The ambition of this project is matched only in the diversity of cultures on display. Invariably, identity and image take center stage in this body of work. The universal gestures of self-display, and the culture ingrained in adornment and dress, speak as much to the history of formal portraiture as to any sort of academic ethnography.

The photographs in this series were taken throughout Polynesia, South Sudan, Chad, China, India, and Bhutan. The images are texturally lush, doused in patterned fabrics, with the subjects frequently backdropped and within arm's reach of the viewer. The textures are important here: the arrangement of a garland on a man seated in the cave, the ashened skin of a group of Dinka boys, the feathers, the hard jewelry, the magnificent floral headdresses. It all creates a resounding sense of affection, a sense of seeing and being seen rolled into one. There is also the feeling of re-seeing one's self through the eyes of another, of someone that looks so strangely familiar, like someone you may have known in a dream.
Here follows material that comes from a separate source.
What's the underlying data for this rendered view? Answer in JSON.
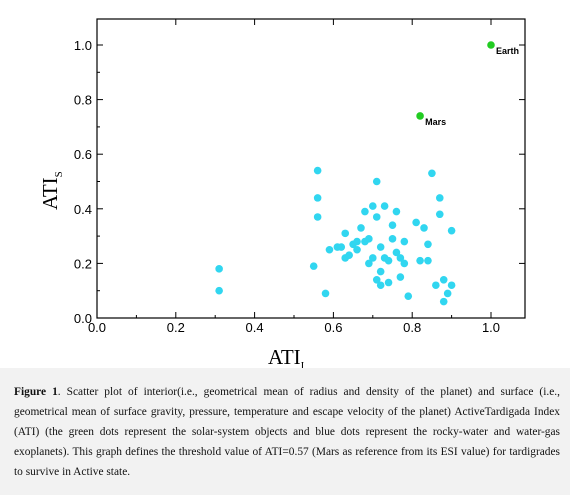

Jimmy Nelson (b. 1967, Sevenoaks, Kent) is based in the Netherlands. His recent monograph, Before They Pass Away, was published in 2013. Nelson participated in TEDGlobal 2014 and has exhibited in galleries and museums internationally. In October 2016, The Jimmy Nelson Foundation was launched to foster an appreciation for cultural diversity and raise awareness of the ways globalization affects cultural heritage.